On April 13 the Pacific Fishery Management Council sent a letter with comments on the Columbia River System Operations Draft Environmental Impact Statement (DEIS). The letter was addressed to the U.S. Army Corps of Engineers, Bonneville Power Administration, and Bureau of Reclamation.
The purpose of the DEIS is to update the management of the Columbia River system operations, since conditions have changed since the last EIS in 2002.
The DEIS evaluates impacts to resources in the context of new information and changed conditions in the Columbia River basin. The DEIS also responds to a 2016 U.S District Court order which stated that the DEIS must ensure that management would not jeopardize the continued existence of species listed under the Endangered Species Act, or adversely affect designated critical habitat.

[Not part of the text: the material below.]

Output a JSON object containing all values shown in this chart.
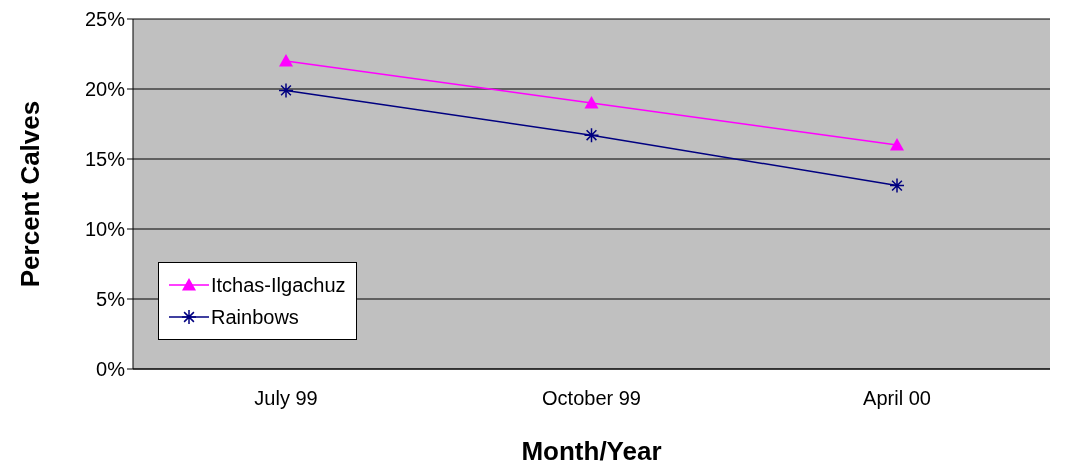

The order states that the DEIS must also strive to improve the survival of both juvenile and adult salmon in the main Columbia/Snake migration corridor.
The Council’s letter expresses concerns that the DEIS does not incorporate the Council’s previous recommendations; does not include an “anadromous fish-focused” alternative in the range of alternatives; does not include an equitable economic analysis of recreational, commercial, and tribal fisheries; does not sufficiently account for the impacts of climate change, or avoid and mitigate increased water temperatures; does not sufficiently assess the benefits of configurations and operations that restore or improve essential fish habitat for salmonids; and that the preferred alternative is not a sufficient improvement over the No Action Alternative and, therefore, fails to meet a number of regional requirements, goals, and objectives for salmon (e.g., Endangered Species Act, Northwest Power Act, Northwest Power and Conservation Council Fish and Wildlife Program Recovery and Harvest Goals, Columbia Basin Partnership Task Force Goals, and state water quality standards).
In summary, the letter states “we find the DEIS (and the preferred alternative in particular) insufficient to provide the recovery actions necessary for ESA-listed stocks, or to provide healthy and harvestable Columbia Basin salmon populations necessary to support sustainable commercial, recreational, and tribal fisheries that the Council’s constituencies depend on. We also recognize there is an urgent need for stakeholders to come to long-term solutions that provides reasonable certainty to the objectives of all interests.”